Changed in version 1.18: Signature changed from MetadataNotFoundError(url, key, message='') to MetadataNotFoundError(key, message='').

Subclass of MetadataError.

exception reader.FeedMetadataNotFoundError(url, key, message='')

Feed metadata not found.

New in version 1.18.

Subclass of MetadataNotFoundError and FeedError.

exception reader.StorageError(message='')

An exception was raised by the underlying storage.

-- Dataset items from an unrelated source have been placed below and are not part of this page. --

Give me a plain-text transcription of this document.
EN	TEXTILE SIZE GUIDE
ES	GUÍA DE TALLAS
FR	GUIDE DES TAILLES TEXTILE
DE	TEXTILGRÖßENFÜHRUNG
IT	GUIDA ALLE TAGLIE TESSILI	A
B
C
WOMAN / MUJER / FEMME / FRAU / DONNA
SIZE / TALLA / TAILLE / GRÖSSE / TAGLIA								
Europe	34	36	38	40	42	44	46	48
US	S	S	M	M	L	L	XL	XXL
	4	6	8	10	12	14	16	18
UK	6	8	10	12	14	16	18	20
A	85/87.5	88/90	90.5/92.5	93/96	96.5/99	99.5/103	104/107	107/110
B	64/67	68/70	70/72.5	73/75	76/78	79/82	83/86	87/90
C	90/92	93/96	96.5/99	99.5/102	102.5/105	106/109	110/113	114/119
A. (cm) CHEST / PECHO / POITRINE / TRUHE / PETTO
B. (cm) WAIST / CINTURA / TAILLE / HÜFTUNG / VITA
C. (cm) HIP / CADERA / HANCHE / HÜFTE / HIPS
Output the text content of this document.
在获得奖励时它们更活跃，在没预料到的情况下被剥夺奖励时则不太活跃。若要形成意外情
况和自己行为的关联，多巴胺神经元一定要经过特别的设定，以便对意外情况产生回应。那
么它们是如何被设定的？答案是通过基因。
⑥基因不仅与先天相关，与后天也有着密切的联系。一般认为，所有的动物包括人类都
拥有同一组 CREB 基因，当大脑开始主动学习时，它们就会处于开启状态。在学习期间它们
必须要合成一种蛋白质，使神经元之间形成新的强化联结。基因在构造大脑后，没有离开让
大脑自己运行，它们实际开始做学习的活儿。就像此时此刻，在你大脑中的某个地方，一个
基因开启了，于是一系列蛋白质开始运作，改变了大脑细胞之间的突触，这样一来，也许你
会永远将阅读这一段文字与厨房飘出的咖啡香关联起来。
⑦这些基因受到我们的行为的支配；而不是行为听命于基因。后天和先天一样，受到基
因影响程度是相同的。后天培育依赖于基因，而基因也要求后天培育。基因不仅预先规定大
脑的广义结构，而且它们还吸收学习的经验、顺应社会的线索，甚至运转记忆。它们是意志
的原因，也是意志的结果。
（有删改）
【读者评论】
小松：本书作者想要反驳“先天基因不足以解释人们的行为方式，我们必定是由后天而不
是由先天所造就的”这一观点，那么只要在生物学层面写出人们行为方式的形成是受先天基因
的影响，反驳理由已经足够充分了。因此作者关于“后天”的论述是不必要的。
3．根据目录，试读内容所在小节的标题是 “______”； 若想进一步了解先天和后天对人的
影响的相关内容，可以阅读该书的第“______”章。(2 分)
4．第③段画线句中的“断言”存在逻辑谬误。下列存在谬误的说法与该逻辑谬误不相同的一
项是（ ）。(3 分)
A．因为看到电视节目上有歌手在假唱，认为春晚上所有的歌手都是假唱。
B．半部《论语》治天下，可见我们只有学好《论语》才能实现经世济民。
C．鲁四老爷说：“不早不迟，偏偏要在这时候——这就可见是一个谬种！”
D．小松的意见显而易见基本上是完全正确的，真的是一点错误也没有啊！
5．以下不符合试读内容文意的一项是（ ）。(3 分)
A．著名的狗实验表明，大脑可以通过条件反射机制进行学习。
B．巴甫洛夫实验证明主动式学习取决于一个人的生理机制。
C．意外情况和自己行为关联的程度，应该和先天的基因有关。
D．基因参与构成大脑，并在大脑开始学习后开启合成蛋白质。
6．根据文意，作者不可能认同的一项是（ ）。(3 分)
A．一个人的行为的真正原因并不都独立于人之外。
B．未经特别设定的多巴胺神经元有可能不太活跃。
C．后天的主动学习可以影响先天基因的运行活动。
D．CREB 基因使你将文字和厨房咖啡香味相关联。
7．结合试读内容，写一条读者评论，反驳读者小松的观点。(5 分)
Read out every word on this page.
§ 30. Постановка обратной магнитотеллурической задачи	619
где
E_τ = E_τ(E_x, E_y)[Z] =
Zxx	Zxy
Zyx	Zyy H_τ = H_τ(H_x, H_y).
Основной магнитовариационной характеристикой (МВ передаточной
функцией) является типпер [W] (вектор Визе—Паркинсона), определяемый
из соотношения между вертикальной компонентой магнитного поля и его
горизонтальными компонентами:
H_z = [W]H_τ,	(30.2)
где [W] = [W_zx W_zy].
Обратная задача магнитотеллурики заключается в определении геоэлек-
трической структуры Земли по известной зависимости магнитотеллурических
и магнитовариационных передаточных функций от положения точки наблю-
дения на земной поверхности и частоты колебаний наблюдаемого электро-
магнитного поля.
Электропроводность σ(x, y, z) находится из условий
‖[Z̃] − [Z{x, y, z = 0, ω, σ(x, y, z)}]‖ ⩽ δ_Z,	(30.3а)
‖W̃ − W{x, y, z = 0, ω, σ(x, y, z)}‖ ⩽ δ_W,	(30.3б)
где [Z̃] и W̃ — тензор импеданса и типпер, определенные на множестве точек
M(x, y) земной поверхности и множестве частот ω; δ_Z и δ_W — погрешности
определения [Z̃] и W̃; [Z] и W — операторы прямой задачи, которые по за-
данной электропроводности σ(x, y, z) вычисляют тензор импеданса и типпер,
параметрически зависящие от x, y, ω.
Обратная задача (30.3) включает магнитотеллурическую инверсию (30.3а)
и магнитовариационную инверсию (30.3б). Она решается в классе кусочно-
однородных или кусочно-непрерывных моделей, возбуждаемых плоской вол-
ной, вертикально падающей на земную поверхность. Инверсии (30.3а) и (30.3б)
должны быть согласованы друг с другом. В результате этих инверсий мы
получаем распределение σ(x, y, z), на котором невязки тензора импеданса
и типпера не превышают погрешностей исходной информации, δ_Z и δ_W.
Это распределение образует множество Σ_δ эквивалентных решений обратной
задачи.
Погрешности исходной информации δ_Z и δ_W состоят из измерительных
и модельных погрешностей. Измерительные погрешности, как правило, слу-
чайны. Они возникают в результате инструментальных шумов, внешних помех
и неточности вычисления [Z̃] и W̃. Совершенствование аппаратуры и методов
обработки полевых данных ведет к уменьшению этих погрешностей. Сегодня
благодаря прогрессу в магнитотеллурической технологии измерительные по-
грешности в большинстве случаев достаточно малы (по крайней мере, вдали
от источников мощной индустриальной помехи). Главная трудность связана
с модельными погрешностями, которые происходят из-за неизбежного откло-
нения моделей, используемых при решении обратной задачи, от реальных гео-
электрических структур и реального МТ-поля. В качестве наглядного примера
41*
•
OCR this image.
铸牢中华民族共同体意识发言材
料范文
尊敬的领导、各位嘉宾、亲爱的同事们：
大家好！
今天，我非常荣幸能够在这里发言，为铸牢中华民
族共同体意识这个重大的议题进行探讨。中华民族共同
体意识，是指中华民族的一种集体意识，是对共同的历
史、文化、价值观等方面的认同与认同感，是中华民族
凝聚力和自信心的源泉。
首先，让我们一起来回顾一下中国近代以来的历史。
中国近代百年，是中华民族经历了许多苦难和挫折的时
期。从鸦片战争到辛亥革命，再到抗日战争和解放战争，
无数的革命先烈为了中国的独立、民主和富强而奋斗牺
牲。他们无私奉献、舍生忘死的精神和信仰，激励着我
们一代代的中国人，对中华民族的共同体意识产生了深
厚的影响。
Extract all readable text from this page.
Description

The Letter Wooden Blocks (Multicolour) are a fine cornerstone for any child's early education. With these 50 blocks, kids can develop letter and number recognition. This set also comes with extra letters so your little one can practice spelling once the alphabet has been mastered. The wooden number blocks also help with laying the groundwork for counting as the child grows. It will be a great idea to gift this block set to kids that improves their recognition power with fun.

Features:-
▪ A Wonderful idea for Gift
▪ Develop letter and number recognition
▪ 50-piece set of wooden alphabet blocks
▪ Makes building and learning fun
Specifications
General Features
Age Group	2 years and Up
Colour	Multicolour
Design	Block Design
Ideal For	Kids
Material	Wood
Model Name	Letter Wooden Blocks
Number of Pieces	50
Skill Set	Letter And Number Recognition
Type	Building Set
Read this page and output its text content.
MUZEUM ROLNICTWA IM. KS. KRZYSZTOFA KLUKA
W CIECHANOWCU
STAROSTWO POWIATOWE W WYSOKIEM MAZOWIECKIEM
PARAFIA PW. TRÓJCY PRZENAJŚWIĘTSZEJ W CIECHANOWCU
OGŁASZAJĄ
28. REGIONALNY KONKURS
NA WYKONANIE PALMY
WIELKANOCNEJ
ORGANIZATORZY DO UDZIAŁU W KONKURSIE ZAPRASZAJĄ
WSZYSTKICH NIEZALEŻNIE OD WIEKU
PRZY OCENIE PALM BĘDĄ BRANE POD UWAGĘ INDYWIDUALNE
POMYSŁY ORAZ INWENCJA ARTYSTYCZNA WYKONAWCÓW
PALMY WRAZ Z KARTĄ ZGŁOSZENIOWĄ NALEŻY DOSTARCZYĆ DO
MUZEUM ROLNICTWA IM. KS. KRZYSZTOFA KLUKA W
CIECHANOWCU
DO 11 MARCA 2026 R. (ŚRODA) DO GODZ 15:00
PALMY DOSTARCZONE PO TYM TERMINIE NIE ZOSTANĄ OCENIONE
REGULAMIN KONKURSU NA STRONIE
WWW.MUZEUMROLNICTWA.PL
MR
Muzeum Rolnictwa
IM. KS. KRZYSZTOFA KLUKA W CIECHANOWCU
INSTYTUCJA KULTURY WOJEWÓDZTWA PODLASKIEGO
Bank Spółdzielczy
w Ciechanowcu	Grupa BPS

The original exception should be chained to this one (e.__cause__).

Subclass of ReaderError.

exception reader.SearchError(message='')

A search-related exception.

If caused by an exception raised by the underlying search provider, the original exception should be chained to this one (e.__cause__).

Subclass of ReaderError.

exception reader.SearchNotEnabledError(message='')

A search-related method was called when search was not enabled.

Subclass of SearchError.

exception reader.InvalidSearchQueryError(message='')

The search query provided was somehow invalid.

Subclass of SearchError and ValueError.

exception reader.PluginError(message='')

A plugin-related exception.

Subclass of ReaderError.

exception reader.InvalidPluginError(message='')

An invalid plugin was provided.

Subclass of PluginError and ValueError.